Many of us are locked down at the moment, but Spring has been filling people with a yearning to make journeys for...ever. Perhaps there's some ancient link to when our ancestors were birds. Or reindeer. Or butterflies. Or humpback whales...
This verse doesn't go as far back as that, but it's about the oldest substantial piece of work in a language that's more or less Modern English. It was written by Geoffrey Chaucer, whom I suppose you would call a senior civil servant, in about 1400. It's wonderful: funny and sad, and full of vivid characters.
Here's the very beginning. I've updated the language slightly to make it a bit easier for those whose first language isn't English.
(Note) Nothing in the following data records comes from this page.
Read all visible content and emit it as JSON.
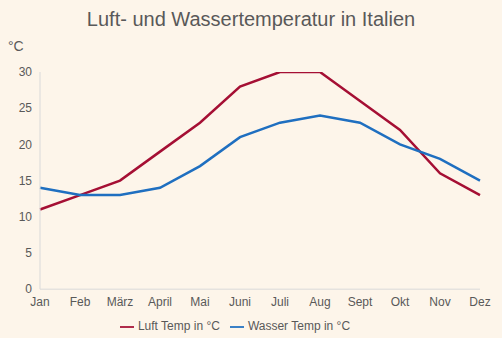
{
  "chart_data": {
    "type": "line",
    "title": "Luft- und Wassertemperatur in Italien",
    "y_label": "°C",
    "categories": [
      "Jan",
      "Feb",
      "März",
      "April",
      "Mai",
      "Juni",
      "Juli",
      "Aug",
      "Sept",
      "Okt",
      "Nov",
      "Dez"
    ],
    "series": [
      {
        "name": "Luft Temp in °C",
        "color": "#a50f34",
        "values": [
          11,
          13,
          15,
          19,
          23,
          28,
          30,
          30,
          26,
          22,
          16,
          13
        ]
      },
      {
        "name": "Wasser Temp in °C",
        "color": "#1f6fc0",
        "values": [
          14,
          13,
          13,
          14,
          17,
          21,
          23,
          24,
          23,
          20,
          18,
          15
        ]
      }
    ],
    "ylim": [
      0,
      30
    ],
    "yticks": [
      0,
      5,
      10,
      15,
      20,
      25,
      30
    ],
    "grid": false,
    "legend": "bottom"
  }
}
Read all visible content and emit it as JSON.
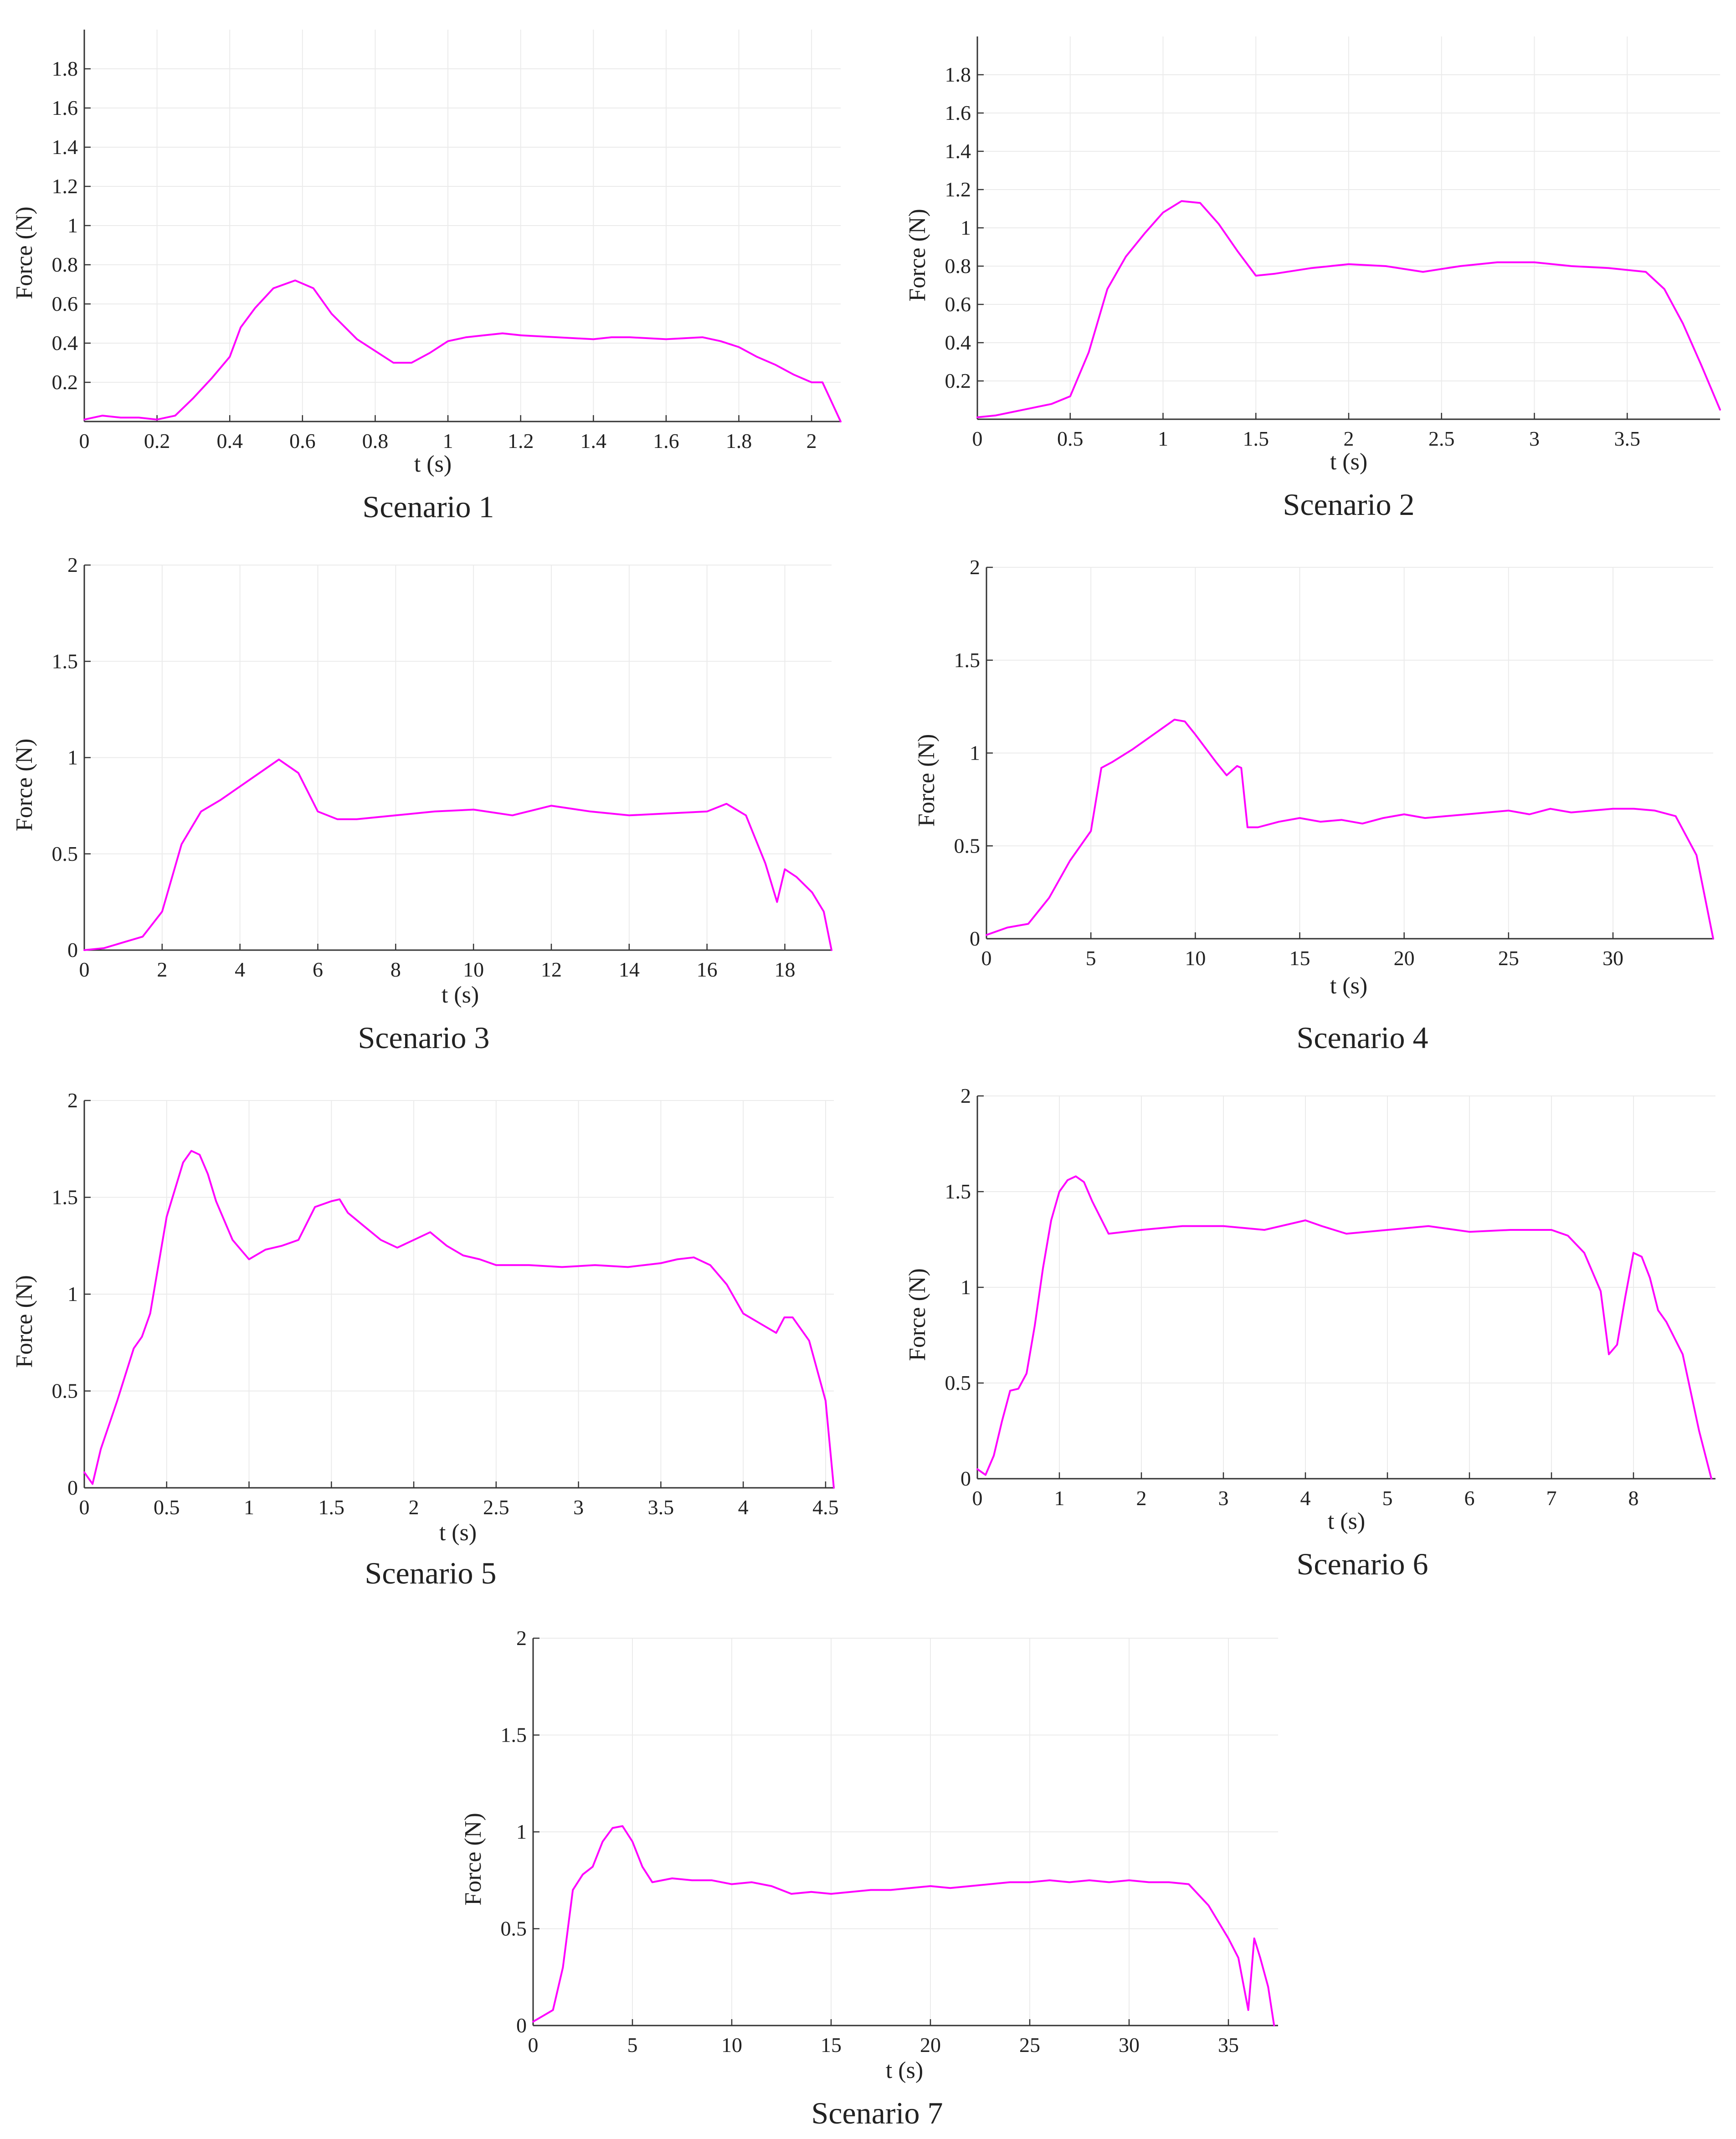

And for those whose first language is!
When April with his showers sweet
The drought of March has pierced to the root
And every vein has soaked up every shower
As brings forth blossoming the flower
When Zephirus with his sweet breath
Has sprouted every field and heath
With tender crops, and the young sun
Rises halfway through the starry ram
And little birds make melody
That sleep all night with open eye
(As Nature tells them at her college)
Then folk they long to go on pilgrimage.
I can't go far, today, but my pilgrimage will show me many impossibly wonderful things.
And so will yours.
If you can but see them.
Word To Use Today: pilgrimage. The word pilgrim comes from the Provençal pelegrin, from the Latin peregrīnus, foreign, from per, through, and ager field or land. It's basically the same word as peregrine.